Фонд Галины Улановой устраивает в «Новой опере» помпезный балетный вечер памяти великой русской балерины. Имя Улановой в России знакомо даже тем, кто не знает больше ни одного балетного имени. Современные богини танцуют иначе, иначе играют и совсем по-другому ведут себя в жизни, но живучесть мифа Улановой не зависит от смены идеалов. Скорее всего потому, что этот миф находится вне системы балетных условностей и может претендовать на место в десятке имен, определивших образ советской эпохи.

            Ей была уготовлена жизнь в театре: отец и мать – артисты балета, он режиссер, она педагог. Ребенком она пропадала в классе, на репетициях и спектаклях; у матери Уланова выучилась ремеслу и только в выпускном классе школы попала в руки знаменитой Агриппины Вагановой. В Мариинском театре она дебютировала в той самой «Спящей красавице», в которой уснувшую ровно на век принцессу будит поцелуем прекрасный принц. Кажется, что всю свою долгую – 88 лет! – и по общим меркам звездную жизнь Уланова настойчиво не хотела просыпаться, живя в каком-то своем мире. Доступ туда она охраняла получше королевских пажей из старого балета.

            Столица без церемоний забрала из Ленинграда лучшую балерину Кировского балета. И хотя она была не первой и не последней ленинградкой, «переведенной на более ответственную работу», ниточка старой театральной культуры, которую олицетворяла Уланова, с каждым разом становилась все тоньше и тоньше. Может, на Улановой она закончилась совсем. Она озадачивала не высокомерием, а замкнутостью, не снобизмом, а ненатужным благородством. «Подозрительная» материнская фамилия Романова наверняка не ускользала из анкет, но и без них была очевидна. Улановский танец знаменит тем, что очень редко фиксировал резкости позиций: она непостижимо «истаивала», на секунду продлевая движение, оставляла паузу или воздух, – чтобы лучше понять свою героиню. По единодушному свидетельству современников, она в жизни мало отличалась от себя на сцене.

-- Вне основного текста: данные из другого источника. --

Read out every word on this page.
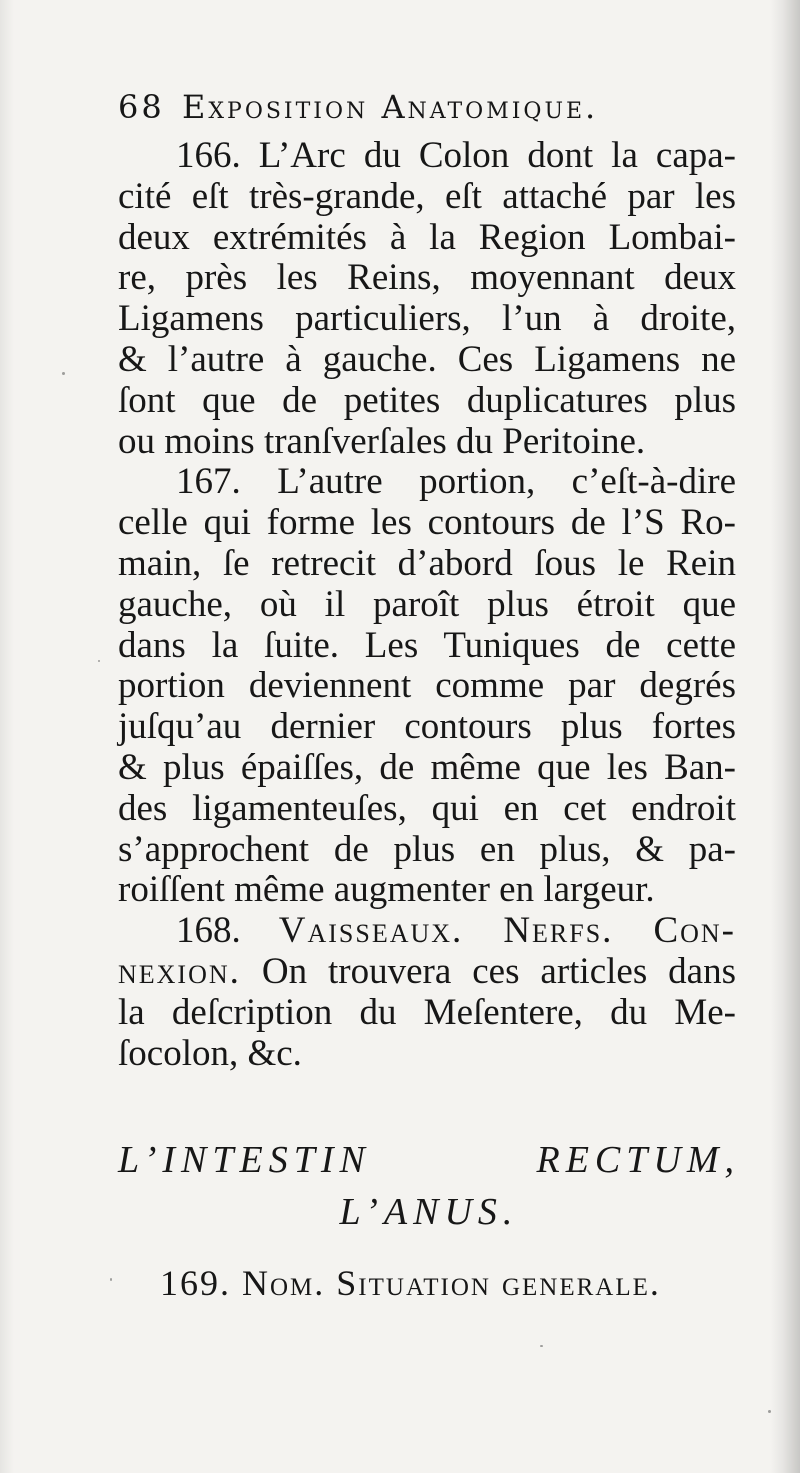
68 Exposition Anatomique.
166. L’Arc du Colon dont la capa-
cité eſt très-grande, eſt attaché par les
deux extrémités à la Region Lombai-
re, près les Reins, moyennant deux
Ligamens particuliers, l’un à droite,
& l’autre à gauche. Ces Ligamens ne
ſont que de petites duplicatures plus
ou moins tranſverſales du Peritoine.
167. L’autre portion, c’eſt-à-dire
celle qui forme les contours de l’S Ro-
main, ſe retrecit d’abord ſous le Rein
gauche, où il paroît plus étroit que
dans la ſuite. Les Tuniques de cette
portion deviennent comme par degrés
juſqu’au dernier contours plus fortes
& plus épaiſſes, de même que les Ban-
des ligamenteuſes, qui en cet endroit
s’approchent de plus en plus, & pa-
roiſſent même augmenter en largeur.
168. Vaisseaux. Nerfs. Con-
nexion. On trouvera ces articles dans
la deſcription du Meſentere, du Me-
ſocolon, &c.
L’INTESTIN RECTUM,
L’ANUS.
169. Nom. Situation generale.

            В Большой театр Уланова пришла сложившемся человеком 33-х лет, то есть балериной, для которой уже слишком понятны собственные перспективы и возможности. Этот переезд перед самым окончанием войны фактически только узаконил ее лавры национальной героини. С фронта в театр приходили солдатские письма с фотокарточками Улановой, на которых она в белой пачке Лебедя олицетворяла ту самую непорочность, которую воин должен защитить. Ей признавались в любви и за нее дрались с врагом: впервые в советскую эпоху артистка балета уравнялась в праве на всенародную любовь со звездами кино Любовью Орловой и Валентиной Серовой.

            Уланова перетанцевала всех положенных по рангу первой звезды Одетт-Одиллий и Жизелей, а еще всех необходимых для афиши комсомолок и красных китаянок Тао Хоа. С Улановой на щите Большой театр впервые выехал на большие гастроли на Запад, и именно ее Джульетте стоя аплодировали самые престижные в мире залы, а газеты пестрели заголовками о «русских, взявших всех в плен искусством». Ее никогда не «задвигали» на официальных приемах и церемониях – Уланова умела не только носить меха, но и быть сдержанно-любезной в самых сложных ситуациях.

            В разное время у нее учились Екатерина Максимова, Людмила Семеняка, Надежда Грачева, Владимир Васильев. Успел к «великой молчальнице» и совсем молодой Николай Цискаридзе. При всем том последние годы она чувствовала себя не слишком нужной театру и подумывала о возвращении в Ленинград. У человека, которому при жизни поставлены памятники, есть особое представление о своей судьбе. Но участь «свадебного генерала» еще не самая трагичная для символов эпохи, тем более такой непростой, как советская. Через пять лет после ее смерти миф Улановой снова собирает вокруг себя звезд и новых зрителей.